Low-dose aspirin does not reduce breast cancer risk
Click Here to Manage Email Alerts
GENEVA — Women who used low-dose aspirin did not exhibit reduced risk for breast cancer, according to study results presented at World Cancer Congress.
The results aligned with the hypothesis of investigators, who observed a similar finding in a prior study, Manon Cairat, PhD, researcher at Gustave Roussy in France, told Healio.
“Low-dose aspirin and other antiplatelet drugs do not appear to be suitable pharmacological candidates for breast cancer prevention,” Cairat said.
It has been suggested that low-dose aspirin may prevent cancer by inhibiting platelet aggregation. However, the agent’s anticancer effect recently has been questioned, and the effect it has on breast cancer development has not been clearly established, according to study background.

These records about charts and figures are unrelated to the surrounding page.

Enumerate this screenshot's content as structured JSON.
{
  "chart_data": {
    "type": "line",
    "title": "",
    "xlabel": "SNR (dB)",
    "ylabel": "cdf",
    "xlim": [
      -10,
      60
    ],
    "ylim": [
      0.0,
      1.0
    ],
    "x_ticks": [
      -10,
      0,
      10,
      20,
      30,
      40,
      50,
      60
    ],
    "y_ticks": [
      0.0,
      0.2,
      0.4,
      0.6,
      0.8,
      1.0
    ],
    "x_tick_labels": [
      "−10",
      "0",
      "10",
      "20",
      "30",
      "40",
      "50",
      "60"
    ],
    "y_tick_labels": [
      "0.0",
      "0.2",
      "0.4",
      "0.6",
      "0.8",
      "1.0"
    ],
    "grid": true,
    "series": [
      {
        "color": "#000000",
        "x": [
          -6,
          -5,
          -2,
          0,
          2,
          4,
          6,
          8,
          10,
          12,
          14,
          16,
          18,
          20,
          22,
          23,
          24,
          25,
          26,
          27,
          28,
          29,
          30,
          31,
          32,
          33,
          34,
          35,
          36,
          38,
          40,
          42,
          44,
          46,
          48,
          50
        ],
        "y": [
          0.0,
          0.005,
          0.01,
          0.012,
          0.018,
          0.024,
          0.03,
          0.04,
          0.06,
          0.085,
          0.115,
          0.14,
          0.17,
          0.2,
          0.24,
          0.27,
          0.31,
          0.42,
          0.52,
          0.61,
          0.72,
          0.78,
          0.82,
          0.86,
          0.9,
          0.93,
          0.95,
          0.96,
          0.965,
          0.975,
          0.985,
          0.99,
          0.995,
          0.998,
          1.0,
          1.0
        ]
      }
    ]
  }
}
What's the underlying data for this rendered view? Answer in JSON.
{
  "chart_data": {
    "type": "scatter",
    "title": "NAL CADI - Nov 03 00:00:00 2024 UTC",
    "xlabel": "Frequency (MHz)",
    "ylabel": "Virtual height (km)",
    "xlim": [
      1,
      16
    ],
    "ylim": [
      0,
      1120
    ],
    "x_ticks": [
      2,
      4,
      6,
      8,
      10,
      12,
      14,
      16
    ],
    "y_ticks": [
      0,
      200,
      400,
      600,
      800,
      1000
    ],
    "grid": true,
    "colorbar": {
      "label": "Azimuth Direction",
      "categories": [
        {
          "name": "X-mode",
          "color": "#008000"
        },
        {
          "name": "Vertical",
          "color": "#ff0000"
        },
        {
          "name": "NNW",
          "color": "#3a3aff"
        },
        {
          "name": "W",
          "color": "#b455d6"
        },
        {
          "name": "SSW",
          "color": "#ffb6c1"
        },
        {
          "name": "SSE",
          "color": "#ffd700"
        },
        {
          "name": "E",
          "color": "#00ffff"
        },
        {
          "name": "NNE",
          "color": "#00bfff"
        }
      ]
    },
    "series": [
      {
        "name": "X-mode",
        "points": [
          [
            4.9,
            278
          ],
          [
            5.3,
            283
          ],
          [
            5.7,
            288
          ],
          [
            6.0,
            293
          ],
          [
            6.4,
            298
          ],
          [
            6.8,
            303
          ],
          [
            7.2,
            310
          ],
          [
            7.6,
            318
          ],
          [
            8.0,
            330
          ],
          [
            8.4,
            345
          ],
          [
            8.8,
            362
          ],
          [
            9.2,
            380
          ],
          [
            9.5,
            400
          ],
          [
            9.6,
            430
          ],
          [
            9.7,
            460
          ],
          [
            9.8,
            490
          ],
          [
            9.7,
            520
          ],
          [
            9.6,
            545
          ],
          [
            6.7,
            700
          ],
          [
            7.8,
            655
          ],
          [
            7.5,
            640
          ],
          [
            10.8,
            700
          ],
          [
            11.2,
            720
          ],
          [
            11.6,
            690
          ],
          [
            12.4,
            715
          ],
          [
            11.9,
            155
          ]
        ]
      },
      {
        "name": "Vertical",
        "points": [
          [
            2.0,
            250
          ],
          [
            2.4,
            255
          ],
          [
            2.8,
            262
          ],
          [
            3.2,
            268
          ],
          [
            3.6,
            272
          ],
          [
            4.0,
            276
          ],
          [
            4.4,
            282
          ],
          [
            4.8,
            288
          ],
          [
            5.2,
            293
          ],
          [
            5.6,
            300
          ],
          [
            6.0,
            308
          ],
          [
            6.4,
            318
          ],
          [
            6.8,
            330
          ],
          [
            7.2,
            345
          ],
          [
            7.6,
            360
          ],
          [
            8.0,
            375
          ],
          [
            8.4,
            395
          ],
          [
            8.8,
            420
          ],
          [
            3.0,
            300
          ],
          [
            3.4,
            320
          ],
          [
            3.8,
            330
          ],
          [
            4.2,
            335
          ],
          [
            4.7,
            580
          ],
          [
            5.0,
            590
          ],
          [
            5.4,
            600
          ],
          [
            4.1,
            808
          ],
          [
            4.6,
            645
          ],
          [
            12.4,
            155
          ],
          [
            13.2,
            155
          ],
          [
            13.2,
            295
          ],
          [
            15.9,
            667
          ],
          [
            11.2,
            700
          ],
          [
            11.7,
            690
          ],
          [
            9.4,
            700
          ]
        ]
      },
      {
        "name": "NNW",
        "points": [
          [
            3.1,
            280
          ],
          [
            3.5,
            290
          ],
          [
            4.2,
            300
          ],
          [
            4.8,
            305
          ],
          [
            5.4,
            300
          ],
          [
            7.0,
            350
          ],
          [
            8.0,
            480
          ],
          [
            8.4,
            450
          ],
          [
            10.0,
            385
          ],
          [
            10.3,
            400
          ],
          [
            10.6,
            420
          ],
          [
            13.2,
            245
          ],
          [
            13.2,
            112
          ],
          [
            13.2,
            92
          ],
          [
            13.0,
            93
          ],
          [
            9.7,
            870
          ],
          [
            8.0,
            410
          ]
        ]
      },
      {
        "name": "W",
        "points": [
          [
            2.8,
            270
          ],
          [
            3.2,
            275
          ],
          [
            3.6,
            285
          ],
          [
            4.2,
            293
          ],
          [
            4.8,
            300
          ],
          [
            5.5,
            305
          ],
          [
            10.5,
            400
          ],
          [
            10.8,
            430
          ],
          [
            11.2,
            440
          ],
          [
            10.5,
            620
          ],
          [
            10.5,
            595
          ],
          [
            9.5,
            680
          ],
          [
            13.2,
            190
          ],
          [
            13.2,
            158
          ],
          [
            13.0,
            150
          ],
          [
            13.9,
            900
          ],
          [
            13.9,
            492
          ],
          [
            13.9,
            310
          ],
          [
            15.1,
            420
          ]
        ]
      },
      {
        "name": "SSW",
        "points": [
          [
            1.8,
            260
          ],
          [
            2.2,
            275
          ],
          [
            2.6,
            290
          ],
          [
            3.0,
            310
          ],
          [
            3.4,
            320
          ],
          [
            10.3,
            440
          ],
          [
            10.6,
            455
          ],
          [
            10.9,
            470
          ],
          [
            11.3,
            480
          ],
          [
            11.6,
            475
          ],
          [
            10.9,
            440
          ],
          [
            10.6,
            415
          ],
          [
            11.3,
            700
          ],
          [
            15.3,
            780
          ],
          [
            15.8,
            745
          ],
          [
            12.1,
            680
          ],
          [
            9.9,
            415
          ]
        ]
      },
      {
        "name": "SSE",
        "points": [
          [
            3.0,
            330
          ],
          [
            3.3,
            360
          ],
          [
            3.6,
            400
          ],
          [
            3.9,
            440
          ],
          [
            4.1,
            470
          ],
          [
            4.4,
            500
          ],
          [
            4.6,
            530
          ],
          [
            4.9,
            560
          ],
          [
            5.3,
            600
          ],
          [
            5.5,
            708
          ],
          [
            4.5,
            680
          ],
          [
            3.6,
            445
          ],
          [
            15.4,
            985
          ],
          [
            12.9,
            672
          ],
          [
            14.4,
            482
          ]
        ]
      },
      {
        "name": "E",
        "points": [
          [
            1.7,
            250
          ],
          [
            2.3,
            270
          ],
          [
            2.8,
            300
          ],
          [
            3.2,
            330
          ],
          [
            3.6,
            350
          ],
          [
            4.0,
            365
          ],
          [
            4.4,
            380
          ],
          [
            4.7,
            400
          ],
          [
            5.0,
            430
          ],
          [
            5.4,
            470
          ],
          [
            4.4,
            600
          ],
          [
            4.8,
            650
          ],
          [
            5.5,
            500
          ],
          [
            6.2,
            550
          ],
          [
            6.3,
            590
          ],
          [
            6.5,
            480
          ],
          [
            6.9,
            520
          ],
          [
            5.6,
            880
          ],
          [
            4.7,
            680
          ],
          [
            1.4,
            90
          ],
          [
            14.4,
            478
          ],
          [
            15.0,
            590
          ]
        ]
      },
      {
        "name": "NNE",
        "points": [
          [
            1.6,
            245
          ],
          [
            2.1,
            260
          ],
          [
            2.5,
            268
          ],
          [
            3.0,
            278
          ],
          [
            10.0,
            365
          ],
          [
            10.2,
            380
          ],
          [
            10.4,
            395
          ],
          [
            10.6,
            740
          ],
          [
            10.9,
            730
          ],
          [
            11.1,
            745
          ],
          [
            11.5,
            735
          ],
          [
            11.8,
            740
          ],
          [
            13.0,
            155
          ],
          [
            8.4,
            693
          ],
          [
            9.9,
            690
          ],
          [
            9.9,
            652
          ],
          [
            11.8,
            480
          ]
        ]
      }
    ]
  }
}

Cairat and colleagues conducted a nationwide case-control study in Denmark to evaluate the association between antiplatelet drugs and breast cancer risk.
They used six Danish health care registries to identify all women (n = 68,816) diagnosed with invasive breast cancer between 2001 and 2018. They matched each case with 10 controls based on age and calendar time. Median age of the study population was 62 years.
Investigators used a prescription registry — with records back to 1995 — to identify exposure to low-dose aspirin, clopidogrel or dipyridamole, defining those who filled at least two prescriptions as antiplatelet drug ever-users.
Cairat and colleagues performed conditional logistic regression to assess associations between antiplatelet drugs and breast cancer — both overall and by subtype. They also examined the impact of cumulative defined daily doses of antiplatelet drugs.
Researchers adjusted models for educational level, hormone replacement therapy, use of oral contraceptives, use of other medications (eg, statins or antidiabetic agents), and other health conditions or comorbidities.
Results showed 12% of women had been exposed to low-dose aspirin, 2% had been exposed to clopidogrel and 2% had been exposed to dipyridamole.
Multivariable analysis showed no association between ever-use of low-dose aspirin (OR = 0.99; 95% CI, 0.96-1.02), clopidogrel (OR = 0.93; 95% CI, 0.87-1) or dipyridamole (OR = 1; 95% CI, 0.93-1.08) compared with never use. These results persisted regardless of dose.
The findings did not differ by histologic type, ER status or clinical stage at diagnosis.
Researchers observed an inverse association between breast cancer risk and dipyridamole use among women aged younger than 55 years, and the findings suggested a dose-response relationship among this group (OR per 1,000 defined daily doses = 0.73; 95% CI, 0.55-0.97). These results may warrant additional study, Cairat said.